Figure 5. PRDM16 is essential for VSMC contractility.

(A–C) Primary VSMCs isolated from rat thoracic aortas were infected with lentivirus carrying shRNA (A and C) or transfected with control siRNA (siCtrl) (10 nM) or siPrdm16 (10 nM) (B) for 48 hours. Cells with stable shRNA expression were selected by puromycin. (A) Representative images of the collagen-based contraction assay and quantitative analysis. n = 4. Scale bars: 0.5 cm. (B) Relative expression levels of contractile genes were determined by qPCR. n = 3. (C) Relative protein expression levels were determined by Western blotting; representative gels are shown. n = 6. (D) Representative image of collagen-based contraction assay of cultured VSMCs isolated from rat mesenteric arteries upon Prdm16 KD by shRNA. n = 3. Scale bars: 0.5 cm. (E) Relative protein expression levels in cultured VSMCs isolated from rat mesenteric arteries were determined by Western blotting upon Prdm16 KD by shRNA. n = 3. (F) Expression of contractile markers in the medial layer of thoracic aorta were determined by Western blotting. n = 5. Data are presented as the mean ± SEM. P values were determined by 2-tailed Student’s t test.

Figure 6. PRDM16 is involved in circadian rhythm regulation.

(A) Volcano plot of the DEGs in thoracic aortas from Prdm16^SMKO and control mice (n = 3). Upregulated DEGs are highlighted in red; downregulated DEGs are highlighted in blue. (B) The DEGs were analyzed for GO biological process (GO_BP) enrichment using the Database for Annotation, Visualization, and Integrated Discovery (DAVID), and the top 10 significantly enriched terms are shown. Red bars and blue bars indicate GO_BP results from upregulated DEGs and downregulated DEGs, respectively. (C) Thoracic aortas from 10-week-old male C57/BL6J mice were harvested at 4-hour intervals over a 24-hour period. Prdm16 mRNA expression was determined by qPCR. ZT0 indicates lights on; ZT12 indicates lights off. n = 6 per time point. (D–G) The thoracic aortas from 10-week-old male Prdm16^SMKO mice and control mice were harvested at 6-hour intervals over a 24-hour period. mRNA expression of canonical clock genes, including (D) Bmal1 and Npas2, (E) Cry1 and Cry2, and (F) Per1, Per2, and Per3, and the (G) PRDM16 transcriptional target gene Adra1d, were determined by qPCR. n = 5–6 per group per time point. Gray shadows in C–G indicate the nighttime. Data are presented as the mean ± SEM. P values were determined by 2-way ANOVA followed by Holm-Šidák multiple-comparison test.

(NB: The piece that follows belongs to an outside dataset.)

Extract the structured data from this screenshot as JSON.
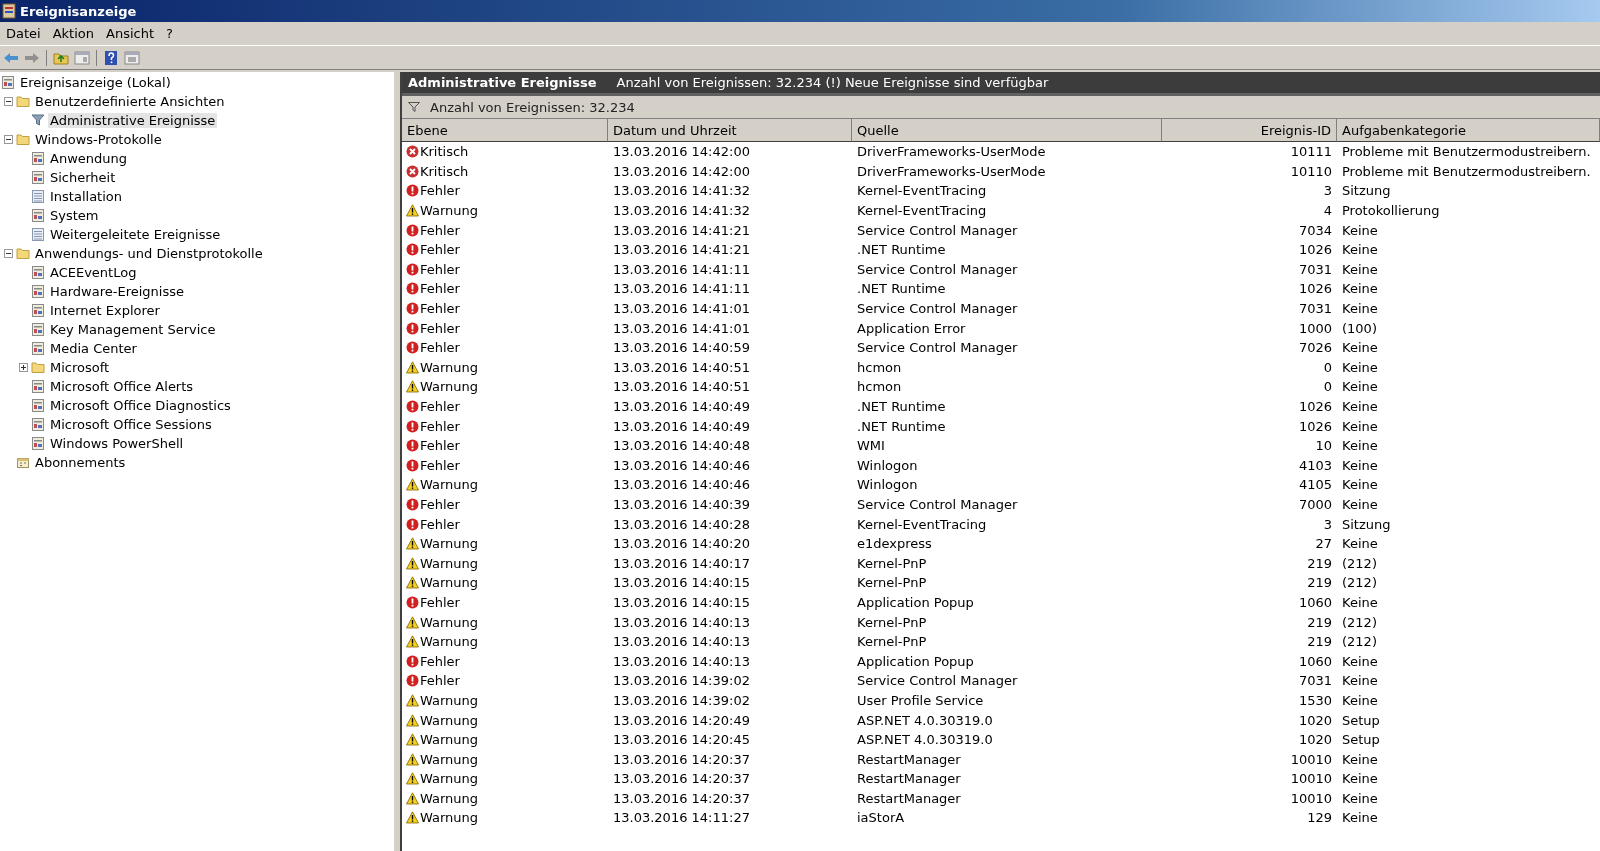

Figure 7. PRDM16 regulates the expression of canonical circadian genes.

(A) Genomic distribution of PRDM16-binding sites from PRDM16 ChIP-Seq analysis. (B) HOMER motif analysis of PRDM16-binding sites. The top 6 transcription factors are shown. (C and D) IGV tracks (C) and ChIP-qPCR analysis (D) showing PRDM16 binding to the promoter regions of canonical clock genes. n = 3. (E) Venn diagram showing PRDM16-targeted clock genes. Data are presented as the mean ± SEM. P values were determined by 2-tailed Student’s t test (D).

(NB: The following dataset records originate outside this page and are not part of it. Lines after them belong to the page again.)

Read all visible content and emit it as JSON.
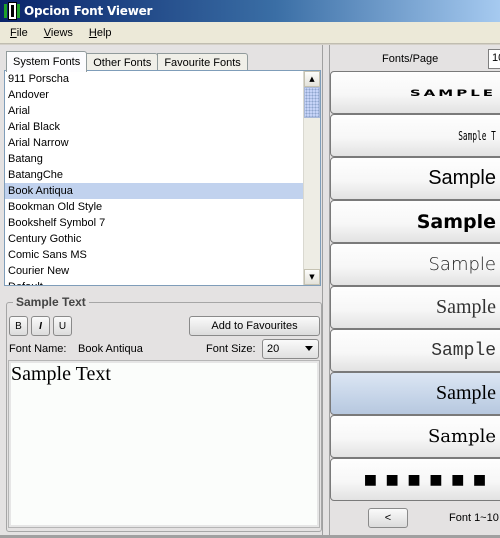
{
  "window": {
    "title": "Opcion Font Viewer",
    "icon": "app-logo-icon"
  },
  "menu": [
    {
      "label": "File",
      "accel": "F",
      "rest": "ile"
    },
    {
      "label": "Views",
      "accel": "V",
      "rest": "iews"
    },
    {
      "label": "Help",
      "accel": "H",
      "rest": "elp"
    }
  ],
  "tabs": [
    {
      "label": "System Fonts",
      "active": true
    },
    {
      "label": "Other Fonts",
      "active": false
    },
    {
      "label": "Favourite Fonts",
      "active": false
    }
  ],
  "font_list": {
    "items": [
      "911 Porscha",
      "Andover",
      "Arial",
      "Arial Black",
      "Arial Narrow",
      "Batang",
      "BatangChe",
      "Book Antiqua",
      "Bookman Old Style",
      "Bookshelf Symbol 7",
      "Century Gothic",
      "Comic Sans MS",
      "Courier New",
      "Default"
    ],
    "selected": "Book Antiqua",
    "scroll_up_icon": "triangle-up-icon",
    "scroll_down_icon": "triangle-down-icon"
  },
  "sample_group": {
    "title": "Sample Text",
    "bold_label": "B",
    "italic_label": "I",
    "underline_label": "U",
    "add_favourites_label": "Add to Favourites",
    "font_name_label": "Font Name:",
    "font_name_value": "Book Antiqua",
    "font_size_label": "Font Size:",
    "font_size_value": "20",
    "sample_text": "Sample Text"
  },
  "preview": {
    "fonts_per_page_label": "Fonts/Page",
    "fonts_per_page_value": "10",
    "items": [
      {
        "text": "SAMPLE",
        "selected": false
      },
      {
        "text": "Sample T",
        "selected": false
      },
      {
        "text": "Sample",
        "selected": false
      },
      {
        "text": "Sample",
        "selected": false
      },
      {
        "text": "Sample",
        "selected": false
      },
      {
        "text": "Sample",
        "selected": false
      },
      {
        "text": "Sample",
        "selected": false
      },
      {
        "text": "Sample",
        "selected": true
      },
      {
        "text": "Sample",
        "selected": false
      },
      {
        "text": "■■■■■■",
        "selected": false
      }
    ],
    "prev_label": "<",
    "page_status": "Font 1~10"
  }
}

Figure 8. Interactions among Prdm16, Adra1d, and Npas2:Bmal1.

(A–C) Primary VSMCs isolated from rat thoracic aortas were transfected with the indicated siRNA targeting Prdm16, Bmal1, Npas2, and Adra1d (total amounts of siRNA were balanced by the control siRNA) for 48 hours, and expression levels of the indicated genes were determined by qPCR. n = 3–4. Data are presented as the mean ± SEM. P values were determined by 1-way ANOVA followed by Holm-Šidák multiple-comparison test.